How The Iceberg Effect Illuminates How Much We Don't Know
The Iceberg effect is a visual metaphor to help us more realistically face life and work.
Any time we face a project, relationship, friend, employee, church, or anything, the top of the iceberg is what we can immediately see.
For example, when watching a political presidential debate we see the top of the iceberg for the candidates we're interested in supporting.
When we start a new project, we think it will only take 2 weeks, when in reality it's a 2 month long project.
When we have experience in a particular area, we visualize what the iceberg looks below the tip of the iceberg. While we don't know for sure, we can reasonably anticipate the unknowns that are likely and unlikely to happen. This helps us better anticipate the successes and failures we'll face.
No matter how experienced and knowledgeable we are, we will inevitably face the unexpected unknowns in life, work and projects. It's the deep abyss with no end. It could be something or it could be nothing.

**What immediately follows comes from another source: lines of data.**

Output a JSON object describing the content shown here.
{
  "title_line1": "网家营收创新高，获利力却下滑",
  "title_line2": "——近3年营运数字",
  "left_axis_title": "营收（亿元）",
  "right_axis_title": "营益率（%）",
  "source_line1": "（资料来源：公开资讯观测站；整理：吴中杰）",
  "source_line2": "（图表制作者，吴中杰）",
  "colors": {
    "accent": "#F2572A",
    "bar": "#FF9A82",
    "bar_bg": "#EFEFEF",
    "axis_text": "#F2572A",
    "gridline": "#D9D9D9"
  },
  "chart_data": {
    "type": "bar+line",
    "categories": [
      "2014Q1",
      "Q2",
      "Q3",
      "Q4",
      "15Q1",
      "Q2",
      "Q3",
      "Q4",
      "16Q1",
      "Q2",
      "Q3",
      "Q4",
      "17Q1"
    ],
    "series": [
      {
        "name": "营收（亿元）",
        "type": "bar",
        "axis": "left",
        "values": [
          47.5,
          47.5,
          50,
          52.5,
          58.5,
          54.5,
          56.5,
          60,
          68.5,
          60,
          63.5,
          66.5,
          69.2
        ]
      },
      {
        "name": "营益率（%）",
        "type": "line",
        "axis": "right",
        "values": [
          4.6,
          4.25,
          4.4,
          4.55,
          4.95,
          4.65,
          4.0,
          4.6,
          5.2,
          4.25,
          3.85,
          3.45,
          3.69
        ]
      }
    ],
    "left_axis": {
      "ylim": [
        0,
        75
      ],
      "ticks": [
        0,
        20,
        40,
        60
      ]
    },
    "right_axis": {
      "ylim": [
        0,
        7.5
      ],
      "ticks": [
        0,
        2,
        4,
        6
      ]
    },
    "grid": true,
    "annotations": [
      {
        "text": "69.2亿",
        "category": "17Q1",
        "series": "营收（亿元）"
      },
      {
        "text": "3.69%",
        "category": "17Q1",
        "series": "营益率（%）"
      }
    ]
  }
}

In 2001, numerous New York companies planned for what they knew and what they expected could happen to mitigate their risk and maximize their chances of success. At the end of the day, they did not expect a group of terrorists to attack the world trade towers and change their entire lives.
It is wise for us to plan for what we know, what we anticipate and a little extra for for the complete unknown. Outside of this, it requires we trust in something more powerful than the unanticipated unknowns.
For me, I choose to trust in God. How about you?